En outre, les taux négatifs sur les dépôts des banques agissent comme un prélèvement sur l'intermédiation bancaire, car les banques n'osent pas répercuter le coût sur les déposants, par crainte d'un effondrement du financement. La mauvaise performance de l'économie aggrave cette crise de profitabilité dans les économies moins dynamiques (dont l'Italie). Enfin, les bilans des banques sont plombés, dans certains cas, par des volumes importants de prêts « à problèmes », qui ne pourraient être mobilisés rapidement qu'au prix d'importants ajustements de fonds propres ; dans d'autres cas par des activités toxiques de valeur incertaine.

A tout cela s'ajoute le fait que dans certains pays l'investissement en obligations d'Etat représente une part importante des actifs, réveillant le spectre du cercle vicieux entre crise bancaire et crise des dettes souveraines. L'élargissement des écarts entre les obligations d'État portugaises, espagnoles et italiennes et les obligations allemandes peut également refléter ces inquiétudes.

Par ailleurs, le durcissement des règles prudentielles ces dernières années a entraîné des coûts importants pour les banques. A cela s'ajoute l'incertitude sur le point d'arrivée, qui reste une cible mouvante, étant donné que la définition de la structure finale reste ouverte et impliquera probablement des besoins supplémentaires en fonds propres et en liquidités.

Tant les règles sur les aides d'État aux banques que la directive BRRD prévoient qu'en cas de crise systémique, l'autorité compétente peut suspendre les règles sur le renflouement interne des créanciers et des actionnaires ; il serait alors possible, comme cela s'est déjà fait en Europe en 2008, de prévoir une garantie publique du passif des banques.
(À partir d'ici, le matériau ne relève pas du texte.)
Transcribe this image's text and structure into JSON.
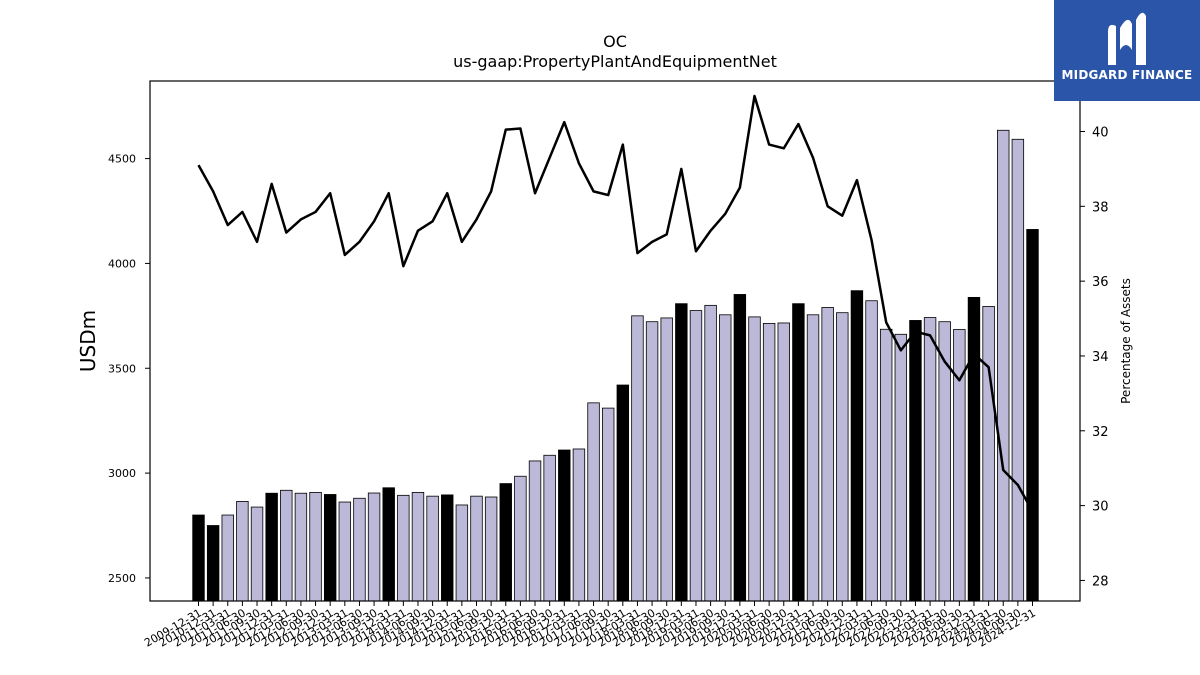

Si la crise s'aggrave, ce serait probablement la porte de sortie inéluctable, mais pour l'instant les conditions pour y parvenir ne sont pas encore réunies.

Cependant, l'absence d'un système commun d'assurance des dépôts et d'un soutien budgétaire européen de dernier recours en cas de crise systémique ne rassure pas suffisamment les déposants et les créanciers bancaires : c'est un système incomplet exposé à des risques d'instabilité considérables.

Dans ce cadre, des discussions ont eu lieu à Bruxelles (Conseil de l'Union), à Francfort (Conseil du risque systémique) et à Bâle sur l'hypothèse d'une limitation de l'exposition des banques aux risques souverains ; l'hypothèse de développer des mécanismes de restructuration automatique de la dette publique des pays sollicitant l'aide du MES a également été avancée. Le risque que des mécanismes similaires rendent le système plus sensible aux risques, mais certainement pas plus stable, est élevé.

Certes, il est vrai que les titres de dette souveraine ne sont plus perçus par les investisseurs comme sans risque, suite à la restructuration des dettes chypriote et grecque, et la BCE en tient déjà compte dans ses stress tests. Il reste que le bon fonctionnement du système financier nécessite l'existence d'un actif sans risque, qui ne peut naître qu'à la suite d'une décision commune d'émettre des titres de créance garantis conjointement par les États membres de la zone euro.

Il faut cependant savoir que les difficultés et les blocages des négociations sur l'union bancaire trouvent leur origine dans une large mesure dans les craintes suscitées chez nos partenaires par les difficultés que nous rencontrons pour maîtriser la dette publique. Si le ratio dette publique/PIB ne commence pas à baisser cette année, ces résistances deviendront plus fortes.